The inspirational journeys of people who are long-term survivors of HIV
Aoy
Aoy

Bangkok, Thailand
Aoy is a long-term #HIV survivor from Bangkok, Thailand. She has an active and fulfilling life. Photographs and story by Aoy.
I became infected with HIV when I was 30, from sexual intercourse with my boyfriend. At first, my reaction was just as you would expect. I was shocked. And also, I was worried that people would judge me. But then I met a group of new friends living with HIV. I realized that people with HIV can live for so many years. And I thought to myself, “Why can’t I stay alive too?”
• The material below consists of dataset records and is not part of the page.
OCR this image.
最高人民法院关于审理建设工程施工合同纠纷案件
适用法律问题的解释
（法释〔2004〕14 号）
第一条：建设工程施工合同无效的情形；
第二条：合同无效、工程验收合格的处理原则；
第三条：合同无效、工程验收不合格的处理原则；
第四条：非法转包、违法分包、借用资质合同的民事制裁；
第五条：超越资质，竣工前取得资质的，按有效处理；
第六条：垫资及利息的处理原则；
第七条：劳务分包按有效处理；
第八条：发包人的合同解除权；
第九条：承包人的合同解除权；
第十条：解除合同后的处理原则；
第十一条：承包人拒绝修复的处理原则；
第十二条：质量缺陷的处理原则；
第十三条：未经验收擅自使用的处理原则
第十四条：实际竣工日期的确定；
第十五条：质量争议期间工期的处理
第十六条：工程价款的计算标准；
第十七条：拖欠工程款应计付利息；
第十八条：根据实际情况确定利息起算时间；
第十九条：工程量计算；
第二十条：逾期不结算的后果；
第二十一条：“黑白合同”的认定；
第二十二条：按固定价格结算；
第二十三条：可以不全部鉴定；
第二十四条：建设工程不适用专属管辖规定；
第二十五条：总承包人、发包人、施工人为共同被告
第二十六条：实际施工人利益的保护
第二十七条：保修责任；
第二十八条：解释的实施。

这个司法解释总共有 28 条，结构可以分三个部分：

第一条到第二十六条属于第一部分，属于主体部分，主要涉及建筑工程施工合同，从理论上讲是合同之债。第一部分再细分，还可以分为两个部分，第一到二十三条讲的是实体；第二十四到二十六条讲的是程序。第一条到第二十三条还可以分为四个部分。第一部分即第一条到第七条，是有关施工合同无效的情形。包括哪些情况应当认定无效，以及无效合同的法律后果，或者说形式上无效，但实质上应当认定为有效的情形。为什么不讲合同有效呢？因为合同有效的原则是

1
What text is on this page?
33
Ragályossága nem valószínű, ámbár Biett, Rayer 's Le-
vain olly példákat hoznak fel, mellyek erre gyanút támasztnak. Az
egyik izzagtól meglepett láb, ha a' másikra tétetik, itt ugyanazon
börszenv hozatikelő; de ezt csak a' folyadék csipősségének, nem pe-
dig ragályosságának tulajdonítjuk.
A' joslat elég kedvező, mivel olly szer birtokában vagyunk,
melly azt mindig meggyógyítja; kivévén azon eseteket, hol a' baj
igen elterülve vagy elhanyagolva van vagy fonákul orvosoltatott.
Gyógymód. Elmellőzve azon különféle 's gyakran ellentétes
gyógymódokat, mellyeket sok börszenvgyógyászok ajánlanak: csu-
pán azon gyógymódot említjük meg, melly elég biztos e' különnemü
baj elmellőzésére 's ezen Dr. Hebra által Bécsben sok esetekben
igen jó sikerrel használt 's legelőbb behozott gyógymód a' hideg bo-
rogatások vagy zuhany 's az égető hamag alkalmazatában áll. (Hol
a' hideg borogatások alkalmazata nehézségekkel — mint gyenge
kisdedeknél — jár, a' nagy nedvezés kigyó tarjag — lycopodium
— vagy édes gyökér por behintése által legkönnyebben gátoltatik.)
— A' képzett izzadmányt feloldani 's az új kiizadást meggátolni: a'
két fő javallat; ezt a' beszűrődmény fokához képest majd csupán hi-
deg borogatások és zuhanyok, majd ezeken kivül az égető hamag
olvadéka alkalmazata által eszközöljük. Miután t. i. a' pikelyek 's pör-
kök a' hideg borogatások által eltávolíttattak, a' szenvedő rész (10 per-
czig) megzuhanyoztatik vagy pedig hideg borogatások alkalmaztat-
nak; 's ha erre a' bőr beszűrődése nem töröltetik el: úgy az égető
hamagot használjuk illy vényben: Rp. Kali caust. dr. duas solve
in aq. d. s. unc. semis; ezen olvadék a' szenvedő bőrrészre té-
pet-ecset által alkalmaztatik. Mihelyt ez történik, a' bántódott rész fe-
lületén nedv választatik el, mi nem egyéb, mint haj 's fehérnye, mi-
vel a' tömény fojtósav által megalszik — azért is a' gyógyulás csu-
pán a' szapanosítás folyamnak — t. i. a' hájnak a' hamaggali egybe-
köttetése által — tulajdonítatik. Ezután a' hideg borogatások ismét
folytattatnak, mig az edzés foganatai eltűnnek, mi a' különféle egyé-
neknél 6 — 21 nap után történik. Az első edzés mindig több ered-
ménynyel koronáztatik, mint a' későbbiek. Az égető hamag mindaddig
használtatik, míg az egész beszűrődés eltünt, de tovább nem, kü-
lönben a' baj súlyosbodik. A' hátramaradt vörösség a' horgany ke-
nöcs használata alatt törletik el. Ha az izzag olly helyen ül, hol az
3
I take my medicine and care for myself, both body and soul. That’s why I’m still here now. I have to be very careful about the timing of my medication. I wish there was a cure, so that I didn’t have to take it anymore. Each medicine has a different side-effect.
As a result, my body has changed. I do exercises every morning to help get in better shape, to help reduce my lipodystrophy—body bulge is a common side effect from taking HIV medications. Before, I had normal curves.
If we don’t want people to stamp HIV on our foreheads, then we must take better care of our appearance. Even though I’m HIV-positive, it doesn’t mean I don’t care about my personal beauty.
I can make myself look good. I don’t want society to see HIV as something pathetic. I don’t want them to feel sorry for me.
My personal space is my home, which is the happiest place on earth for me.
I feel relaxed and refreshed when I enter my door after a long day at work. I am a neat person. Every morning, even if I’m running late, even if I’m in a rush, I sweep and clean my room.
I still experience small forms of stigma and discrimination in health-care settings. Sometimes, I am the last one to receive attention from health-care providers. But things are much better now.
In the last 10 years, society has become more accepting and understanding towards people living with HIV.
The attitudes of my neighbours, friends and family have changed. Today, I don’t feel like I’m being discriminated against, and I can finally be me.